Reading the book feels as luxurious as the title sounds.  Cocktail parties, dates with older men, and sleeping in til early afternoon fill the novel.  Courtney's life as daughter of an actress mother and a rich father means decadence to the point of surrealism.  What struck me about Chocolates was Moore's voice.  She was seventeen when she wrote it, eighteen when it was published, so Moore was writing in the moment.  She wasn't looking back and remembering how she felt in her transition from child to woman; she was in that change.  She still wasn't sure how everything would end up for her, but she imagines for Courtney a hopeful and happy ending.  Some scenes could be criticized as cheesy and highly romanticized, but I had to smile in appreciation of the too-perfect scenes because that is exactly what a seventeen-year-old girl would write.

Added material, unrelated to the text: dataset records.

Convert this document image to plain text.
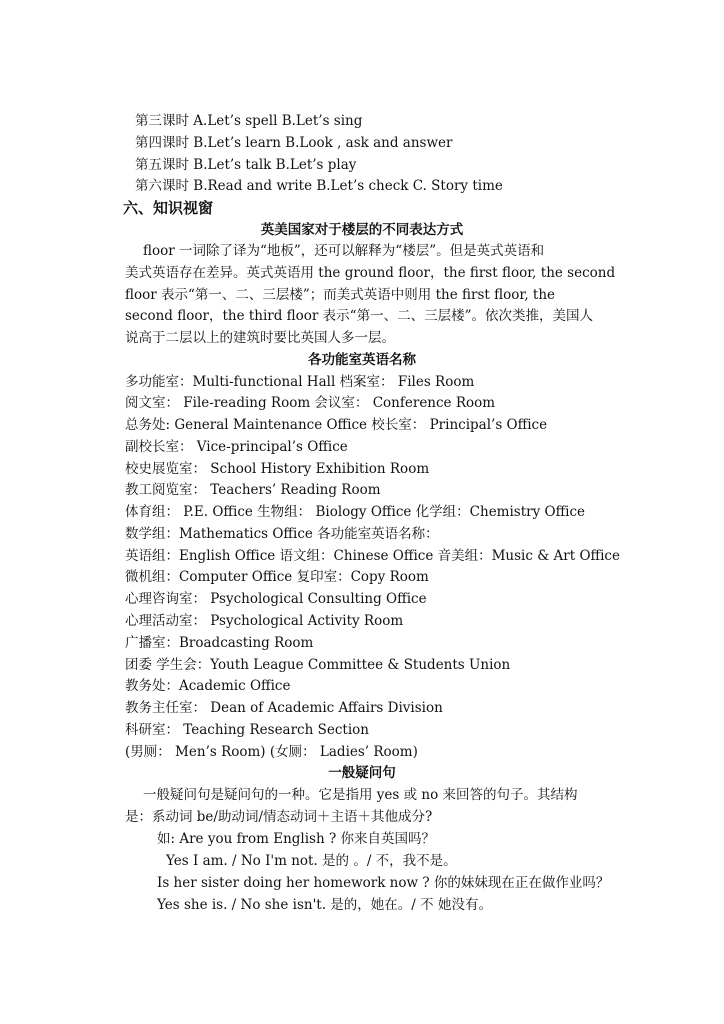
第三课时 A.Let’s spell B.Let’s sing
第四课时 B.Let’s learn B.Look , ask and answer
第五课时 B.Let’s talk B.Let’s play
第六课时 B.Read and write B.Let’s check C. Story time
六、知识视窗
英美国家对于楼层的不同表达方式
floor 一词除了译为“地板”，还可以解释为“楼层”。但是英式英语和
美式英语存在差异。英式英语用 the ground floor，the first floor, the second
floor 表示“第一、二、三层楼”；而美式英语中则用 the first floor, the
second floor，the third floor 表示“第一、二、三层楼”。依次类推，美国人
说高于二层以上的建筑时要比英国人多一层。
各功能室英语名称
多功能室：Multi-functional Hall 档案室： Files Room
阅文室： File-reading Room 会议室： Conference Room
总务处: General Maintenance Office 校长室： Principal’s Office
副校长室： Vice-principal’s Office
校史展览室： School History Exhibition Room
教工阅览室： Teachers’ Reading Room
体育组： P.E. Office 生物组： Biology Office 化学组：Chemistry Office
数学组：Mathematics Office 各功能室英语名称：
英语组：English Office 语文组：Chinese Office 音美组：Music & Art Office
微机组：Computer Office 复印室：Copy Room
心理咨询室： Psychological Consulting Office
心理活动室： Psychological Activity Room
广播室：Broadcasting Room
团委 学生会：Youth League Committee & Students Union
教务处：Academic Office
教务主任室： Dean of Academic Affairs Division
科研室： Teaching Research Section
(男厕： Men’s Room) (女厕： Ladies’ Room)
一般疑问句
一般疑问句是疑问句的一种。它是指用 yes 或 no 来回答的句子。其结构
是：系动词 be/助动词/情态动词＋主语＋其他成分?
如: Are you from English ? 你来自英国吗？
Yes I am. / No I'm not. 是的 。/ 不，我不是。
Is her sister doing her homework now ? 你的妹妹现在正在做作业吗？
Yes she is. / No she isn't. 是的，她在。/ 不 她没有。
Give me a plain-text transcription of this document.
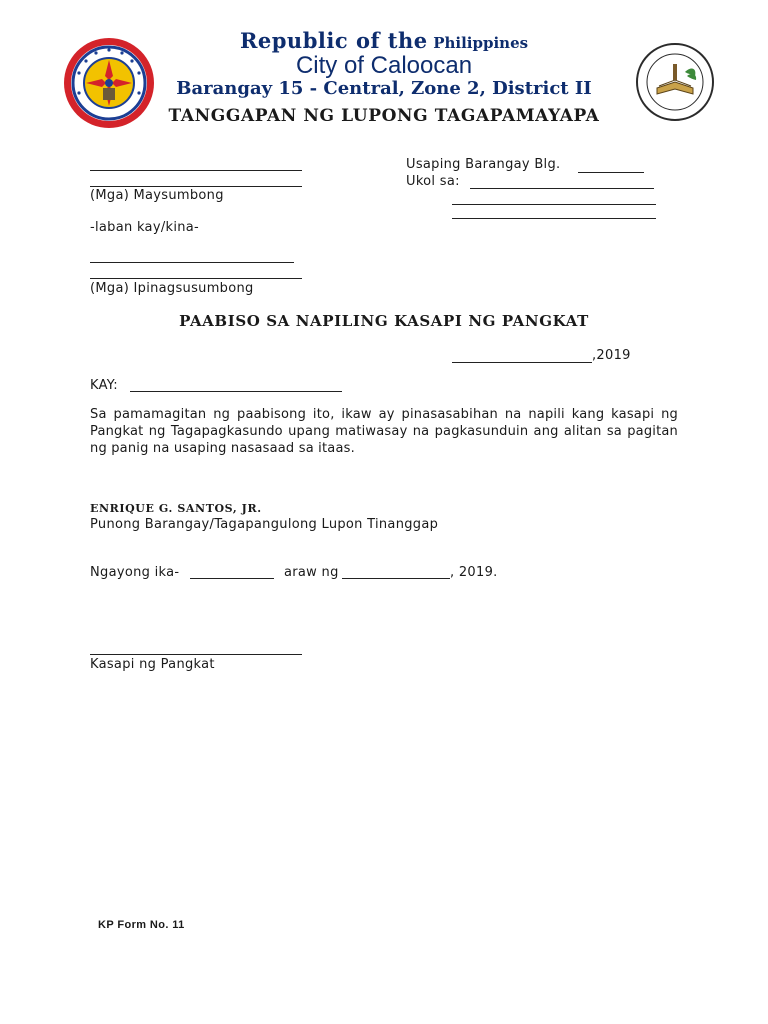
Republic of the Philippines
City of Caloocan
Barangay 15 - Central, Zone 2, District II
TANGGAPAN NG LUPONG TAGAPAMAYAPA
(Mga) Maysumbong
-laban kay/kina-
(Mga) Ipinagsusumbong
Usaping Barangay Blg.
Ukol sa:
PAABISO SA NAPILING KASAPI NG PANGKAT
,2019
KAY:
Sa pamamagitan ng paabisong ito, ikaw ay pinasasabihan na napili kang kasapi ng Pangkat ng Tagapagkasundo upang matiwasay na pagkasunduin ang alitan sa pagitan ng panig na usaping nasasaad sa itaas.
ENRIQUE G. SANTOS, JR.
Punong Barangay/Tagapangulong Lupon Tinanggap
Ngayong ika-	araw ng	, 2019.
Kasapi ng Pangkat
KP Form No. 11
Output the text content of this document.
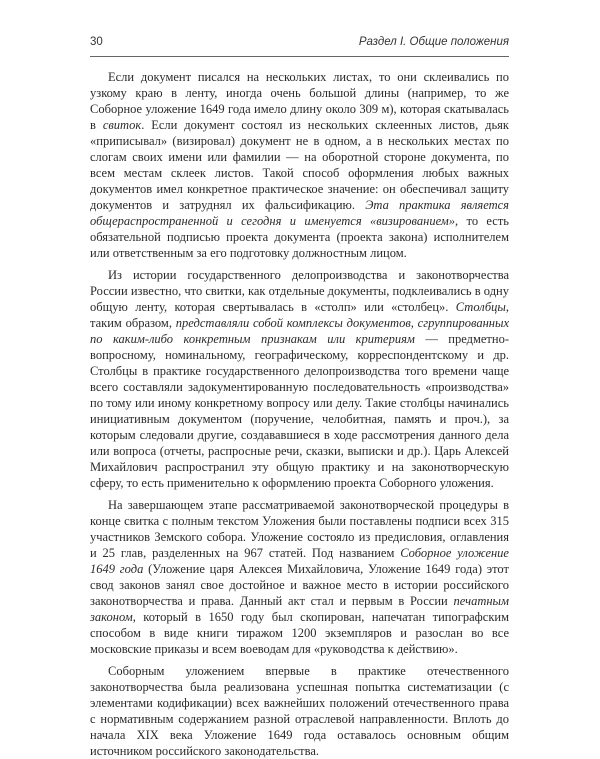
30	Раздел I. Общие положения

Если документ писался на нескольких листах, то они склеивались по узкому краю в ленту, иногда очень большой длины (например, то же Соборное уложение 1649 года имело длину около 309 м), которая скатывалась в свиток. Если документ состоял из нескольких склеенных листов, дьяк «приписывал» (визировал) документ не в одном, а в нескольких местах по слогам своих имени или фамилии — на оборотной стороне документа, по всем местам склеек листов. Такой способ оформления любых важных документов имел конкретное практическое значение: он обеспечивал защиту документов и затруднял их фальсификацию. Эта практика является общераспространенной и сегодня и именуется «визированием», то есть обязательной подписью проекта документа (проекта закона) исполнителем или ответственным за его подготовку должностным лицом.

Из истории государственного делопроизводства и законотворчества России известно, что свитки, как отдельные документы, подклеивались в одну общую ленту, которая свертывалась в «столп» или «столбец». Столбцы, таким образом, представляли собой комплексы документов, сгруппированных по каким-либо конкретным признакам или критериям — предметно-вопросному, номинальному, географическому, корреспондентскому и др. Столбцы в практике государственного делопроизводства того времени чаще всего составляли задокументированную последовательность «производства» по тому или иному конкретному вопросу или делу. Такие столбцы начинались инициативным документом (поручение, челобитная, память и проч.), за которым следовали другие, создававшиеся в ходе рассмотрения данного дела или вопроса (отчеты, распросные речи, сказки, выписки и др.). Царь Алексей Михайлович распространил эту общую практику и на законотворческую сферу, то есть применительно к оформлению проекта Соборного уложения.

На завершающем этапе рассматриваемой законотворческой процедуры в конце свитка с полным текстом Уложения были поставлены подписи всех 315 участников Земского собора. Уложение состояло из предисловия, оглавления и 25 глав, разделенных на 967 статей. Под названием Соборное уложение 1649 года (Уложение царя Алексея Михайловича, Уложение 1649 года) этот свод законов занял свое достойное и важное место в истории российского законотворчества и права. Данный акт стал и первым в России печатным законом, который в 1650 году был скопирован, напечатан типографским способом в виде книги тиражом 1200 экземпляров и разослан во все московские приказы и всем воеводам для «руководства к действию».

Соборным уложением впервые в практике отечественного законотворчества была реализована успешная попытка систематизации (с элементами кодификации) всех важнейших положений отечественного права с нормативным содержанием разной отраслевой направленности. Вплоть до начала XIX века Уложение 1649 года оставалось основным общим источником российского законодательства.
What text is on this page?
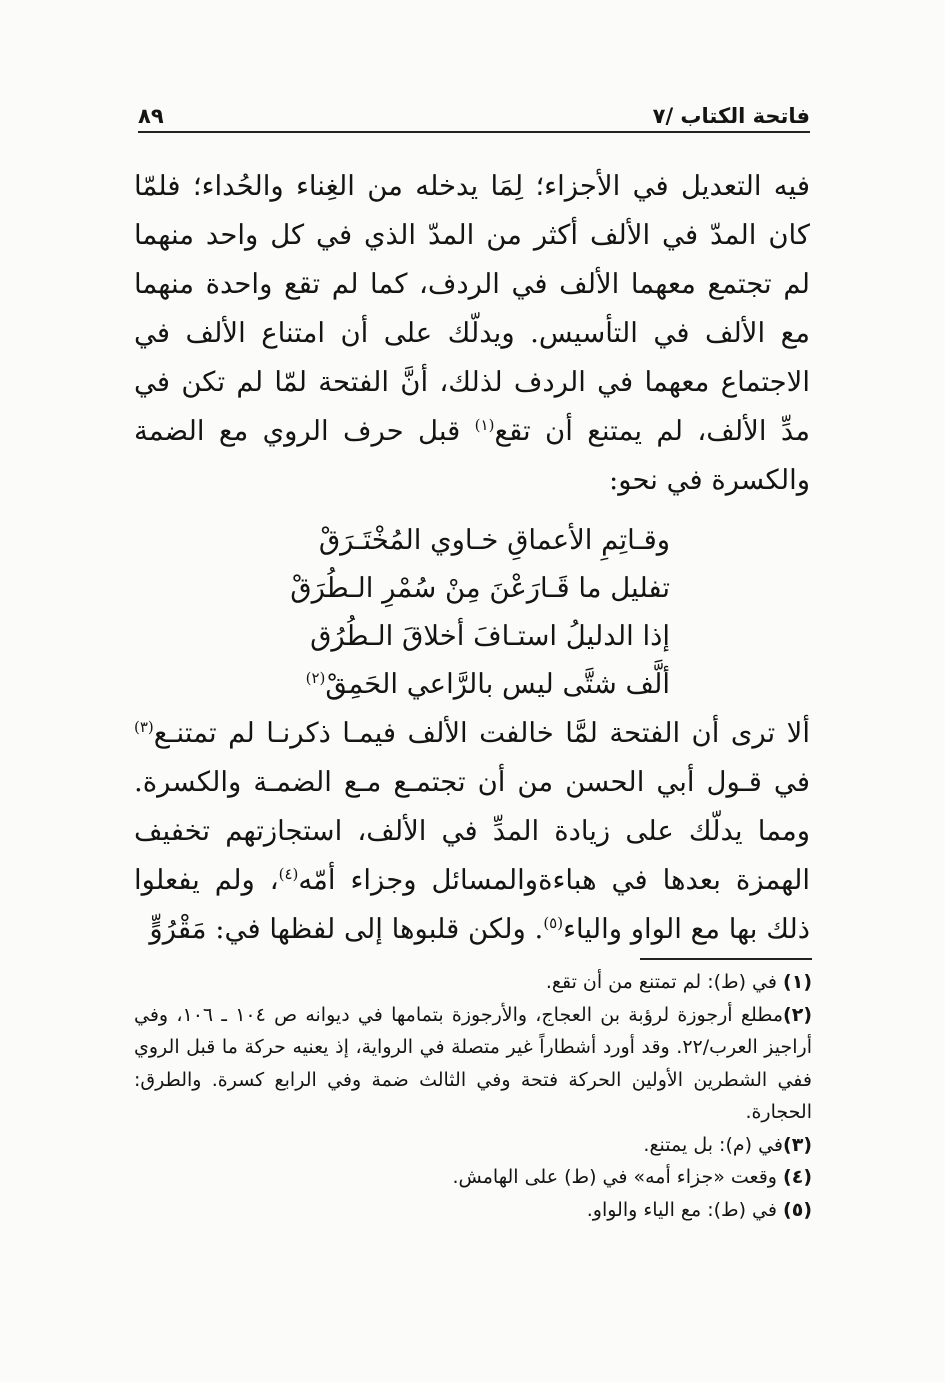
فاتحة الكتاب /٧
٨٩

فيه التعديل في الأجزاء؛ لِمَا يدخله من الغِناء والحُداء؛ فلمّا كان المدّ في الألف أكثر من المدّ الذي في كل واحد منهما لم تجتمع معهما الألف في الردف، كما لم تقع واحدة منهما مع الألف في التأسيس. ويدلّك على أن امتناع الألف في الاجتماع معهما في الردف لذلك، أنَّ الفتحة لمّا لم تكن في مدِّ الألف، لم يمتنع أن تقع$^{(١)}$ قبل حرف الروي مع الضمة والكسرة في نحو:

وقـاتِمِ الأعماقِ خـاوي المُخْتَـرَقْ
تفليل ما قَـارَعْنَ مِنْ سُمْرِ الـطُرَقْ
إذا الدليلُ استـافَ أخلاقَ الـطُرُق
ألَّف شتَّى ليس بالرَّاعي الحَمِقْ$^{(٢)}$

ألا ترى أن الفتحة لمَّا خالفت الألف فيمـا ذكرنـا لم تمتنـع$^{(٣)}$ في قـول أبي الحسن من أن تجتمـع مـع الضمـة والكسرة. ومما يدلّك على زيادة المدِّ في الألف، استجازتهم تخفيف الهمزة بعدها في هباءةوالمسائل وجزاء أمّه$^{(٤)}$، ولم يفعلوا ذلك بها مع الواو والياء$^{(٥)}$. ولكن قلبوها إلى لفظها في: مَقْرُوٍّ

(١) في (ط): لم تمتنع من أن تقع.
(٢)مطلع أرجوزة لرؤبة بن العجاج، والأرجوزة بتمامها في ديوانه ص ١٠٤ ـ ١٠٦، وفي أراجيز العرب/٢٢. وقد أورد أشطاراً غير متصلة في الرواية، إذ يعنيه حركة ما قبل الروي ففي الشطرين الأولين الحركة فتحة وفي الثالث ضمة وفي الرابع كسرة. والطرق: الحجارة.
(٣)في (م): بل يمتنع.
(٤) وقعت «جزاء أمه» في (ط) على الهامش.
(٥) في (ط): مع الياء والواو.
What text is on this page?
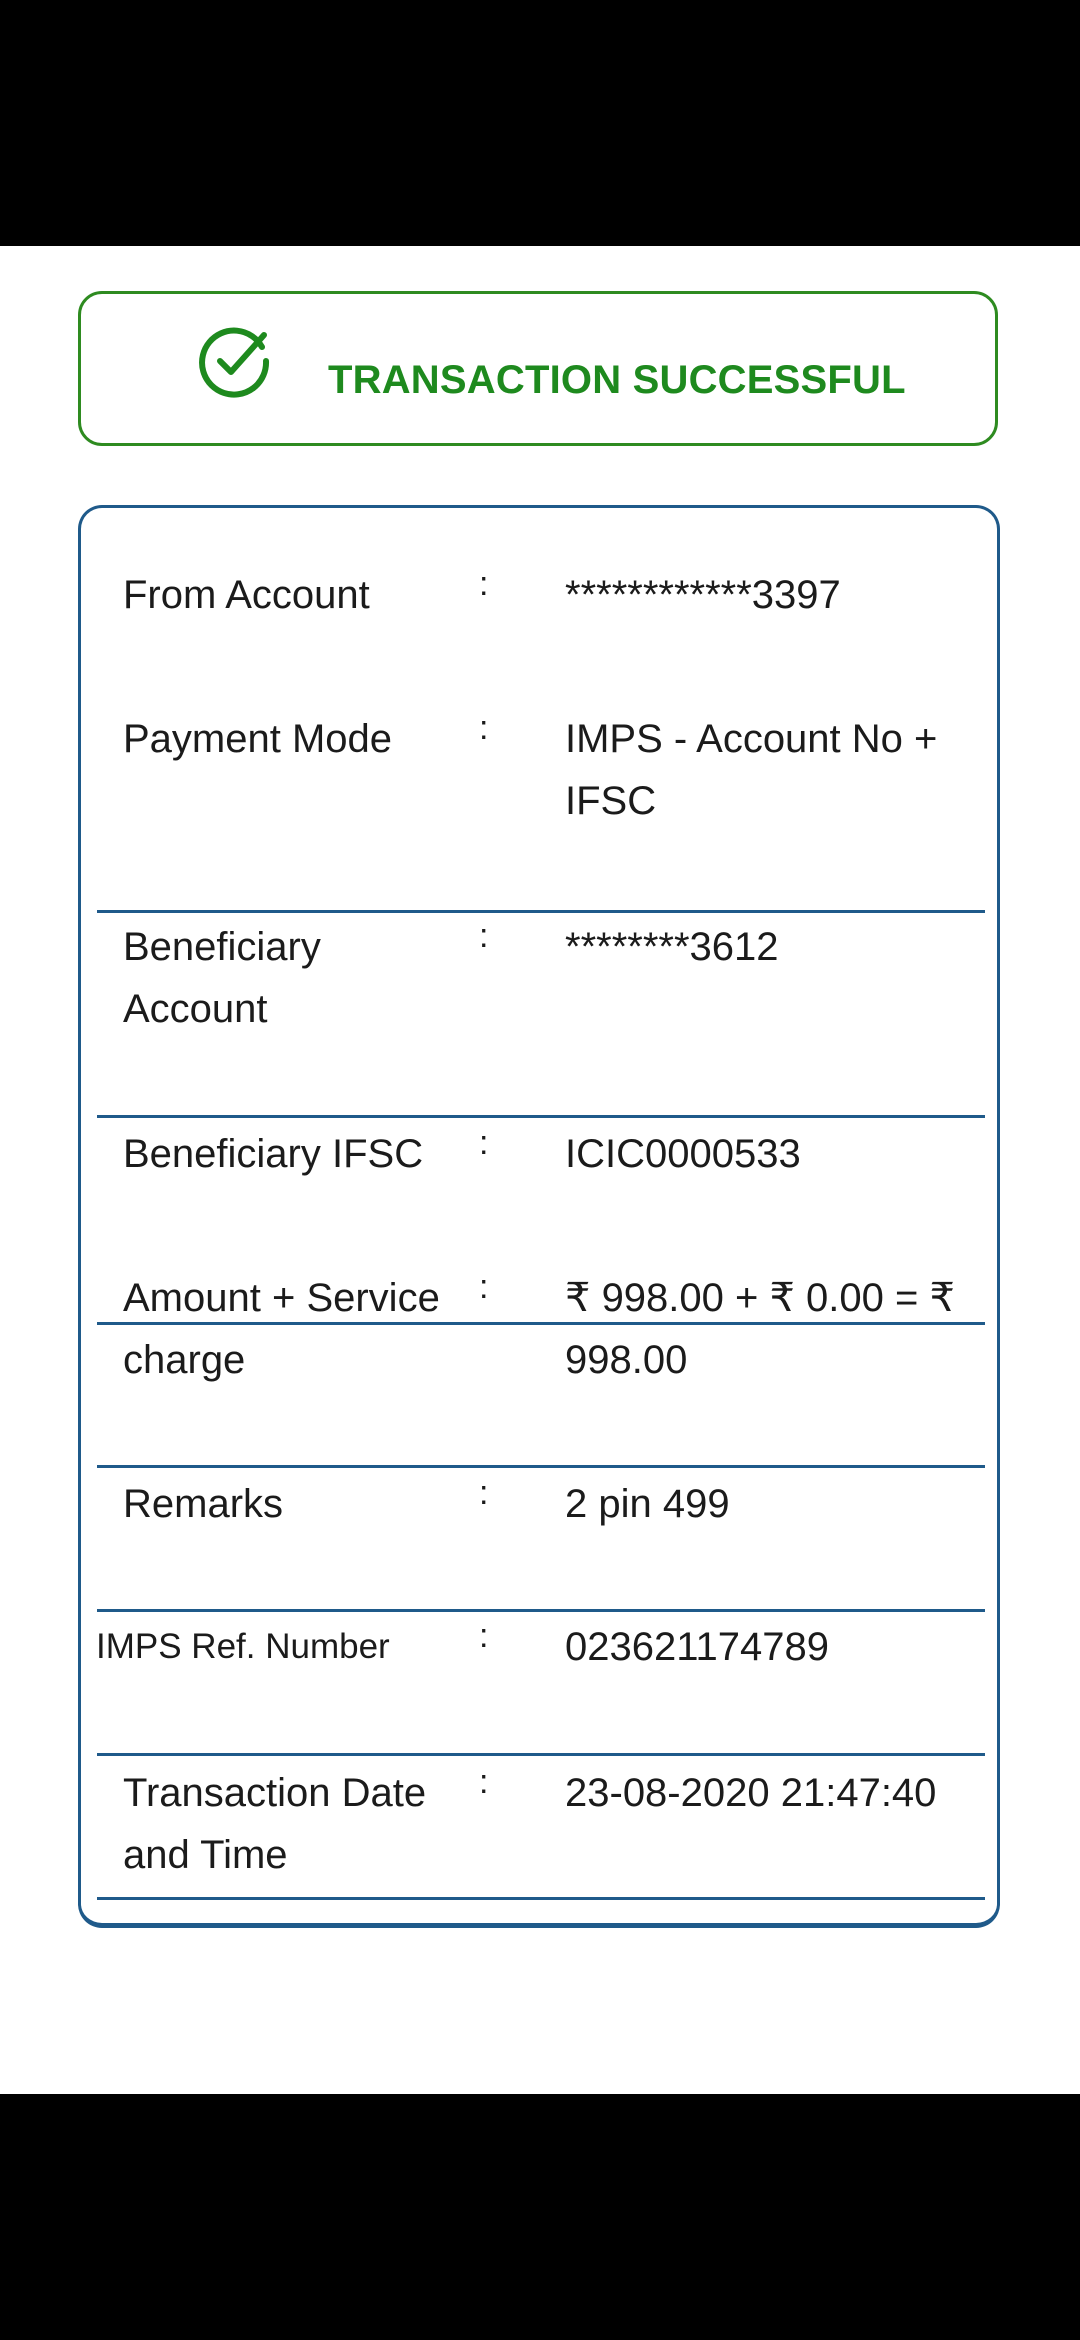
TRANSACTION SUCCESSFUL
From Account	: ************3397
Payment Mode	: IMPS - Account No + IFSC
Beneficiary Account
: ********3612
Beneficiary IFSC	: ICIC0000533
Amount + Service charge
: ₹ 998.00 + ₹ 0.00 = ₹ 998.00
Remarks	: 2 pin 499
IMPS Ref. Number	: 023621174789
Transaction Date and Time
: 23-08-2020 21:47:40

There are obviously a great many differences between Chocolates and Bell Jar.  Moore's novel is not told in the first person, and although we are offered a lot of clues about what Courtney and occasionally other characters are thinking, it is certainly not the "I just stepped into the mind of a crazy girl" experience that Plath gives a reader.  Whereas Plath is very raw in her descriptions of depression and suicidal thoughts, Moore romanticizes such things right alongside love affairs, champagne for breakfast, and fancy dinners.  With Esther in The Bell Jar the reader feels as though she knows what led Esther to want death.  With the characters in Chocolates for Breakfast, we are only looking in on their oversexed, scotch-drenched teenage lives and can only guess what they are truly feeling.

For reasons unexplained to myself, I loved this book.  Maybe it's because the review where I learned of it billed Chocolates as a lost classic, and I was eager to be a first to appreciate it in its rediscovery.  Maybe I just love the sound of chocolate.  Or maybe I have a fascination with coming-of-age stories. Whatever the reason, if you loved The Bell Jar you will love Moore too.